Aku terdiam. Kini tangannya menggenggam erat tanganku.

“Rahma, percayalah. Aku sangat mencintaimu. Aku ingin kita selalu bersama untuk hari ini, esok dan selamanya.. Jangan ada ragu untuk kisah kita, Ma. Hubungan ini hanya kita yang menjalani, bukan mereka.”
“Tapi, ini bukan bagian taruhan lagi kan, Kak?”

“Nggak..! Sama sekali nggak. Kamu mau maafin aku? Aku janji nggak akan ada hal ini lagi. So?”
Aku masih terdiam.

“Rahma.. So?”

 Aku mengangguk tersenyum.

“Terima kasih lagi Rahma, aku sangat menyayangi kamu.. Nggak akan ada kata taruhan lagi. Dan jangan ungkit masalah ini lagi, Oke! Udah gak usah nangis, jelek ah .. ” mengusap air mataku dengan tangannya.

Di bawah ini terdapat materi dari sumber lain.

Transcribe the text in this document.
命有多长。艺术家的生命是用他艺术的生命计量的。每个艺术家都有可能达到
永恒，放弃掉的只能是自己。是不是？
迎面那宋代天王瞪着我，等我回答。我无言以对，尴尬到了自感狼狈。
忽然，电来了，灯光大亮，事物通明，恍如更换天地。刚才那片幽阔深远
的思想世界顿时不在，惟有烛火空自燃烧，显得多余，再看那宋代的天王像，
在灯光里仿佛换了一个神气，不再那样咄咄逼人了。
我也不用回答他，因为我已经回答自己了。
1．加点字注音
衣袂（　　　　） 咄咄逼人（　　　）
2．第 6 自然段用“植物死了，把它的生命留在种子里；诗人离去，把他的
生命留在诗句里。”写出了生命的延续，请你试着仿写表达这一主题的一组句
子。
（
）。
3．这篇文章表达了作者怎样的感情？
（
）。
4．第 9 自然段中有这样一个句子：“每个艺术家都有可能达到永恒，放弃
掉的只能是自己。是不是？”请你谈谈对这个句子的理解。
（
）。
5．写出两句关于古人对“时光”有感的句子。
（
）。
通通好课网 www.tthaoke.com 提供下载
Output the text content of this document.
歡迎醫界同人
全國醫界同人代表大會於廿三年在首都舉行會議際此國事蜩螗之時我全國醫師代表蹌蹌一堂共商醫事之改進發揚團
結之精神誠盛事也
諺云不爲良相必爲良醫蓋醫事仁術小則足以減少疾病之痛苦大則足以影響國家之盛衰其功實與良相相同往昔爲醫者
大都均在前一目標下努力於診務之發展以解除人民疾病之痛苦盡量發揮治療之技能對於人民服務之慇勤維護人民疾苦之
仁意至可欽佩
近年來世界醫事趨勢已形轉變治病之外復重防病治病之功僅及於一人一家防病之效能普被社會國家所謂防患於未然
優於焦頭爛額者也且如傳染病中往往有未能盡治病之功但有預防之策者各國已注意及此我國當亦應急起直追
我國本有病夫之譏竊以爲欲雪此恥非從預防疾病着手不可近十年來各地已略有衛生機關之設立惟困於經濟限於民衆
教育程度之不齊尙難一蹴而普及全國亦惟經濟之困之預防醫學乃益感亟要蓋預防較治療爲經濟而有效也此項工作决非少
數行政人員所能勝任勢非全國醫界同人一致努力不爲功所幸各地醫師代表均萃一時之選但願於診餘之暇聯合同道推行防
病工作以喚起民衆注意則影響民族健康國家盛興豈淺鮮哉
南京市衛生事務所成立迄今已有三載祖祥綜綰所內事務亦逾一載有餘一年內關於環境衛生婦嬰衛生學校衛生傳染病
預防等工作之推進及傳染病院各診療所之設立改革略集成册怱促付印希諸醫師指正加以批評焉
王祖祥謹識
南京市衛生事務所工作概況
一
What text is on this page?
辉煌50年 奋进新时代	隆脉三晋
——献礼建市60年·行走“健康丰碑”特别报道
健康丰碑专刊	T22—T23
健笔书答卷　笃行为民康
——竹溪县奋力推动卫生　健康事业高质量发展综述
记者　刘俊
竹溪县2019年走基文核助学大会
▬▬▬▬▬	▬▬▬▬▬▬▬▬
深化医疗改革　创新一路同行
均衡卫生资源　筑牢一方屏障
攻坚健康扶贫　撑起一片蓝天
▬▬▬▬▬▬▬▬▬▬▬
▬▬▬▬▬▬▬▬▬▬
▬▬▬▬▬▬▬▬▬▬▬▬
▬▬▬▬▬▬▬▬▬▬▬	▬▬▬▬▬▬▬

“Oh iya, uang taruhannya belum aku balikin. Tapi gak usah ya, buat tabungan kita menikah nanti.” Tambahnya.

Kak Renaldi mencium keningku, lalu memelukku dengan erat. Kami pun kembali bersama. Aku berjanji tak akan mengkhianatinya seperti Della yang dulu menduakannya. Setidaknya aku harus berterima kasih pada teman-teman Kak Renaldi, karena berkat saran mereka. Kami dapat menjalin sebuah kisah yang aku impikan sejak dulu.

Mungkin  pada akhirnya, aku dapat membuktikan, bahwa besar tidaklah buruk. Menjadi besar membuat kita semakin membuka mata untuk tidak berkecil hati, menjadi besar juga seharusnya bisa membuktikan bahwa Tuhan tidak pernah salah memberikan cinta, justru menjadi besar akan mengetahui siapa mereka yang siap hadir disampingmu ketika kamu berduka, dan siapa yang hadir mencintaimu dengan sepenuh hati tanpa membuat si besar melakukan hal-hal yang tidak mereka sukai.

Karena Tuhan tidak pernah salah menciptakan mahluk, dan tidak pernah salah memberikan garis hidup pada semua ciptaannya, sebab di balik itu semua, Tuhan telah mempersiapkan kejutan indah walau harus menunggu seolah seribu tahun lamanya.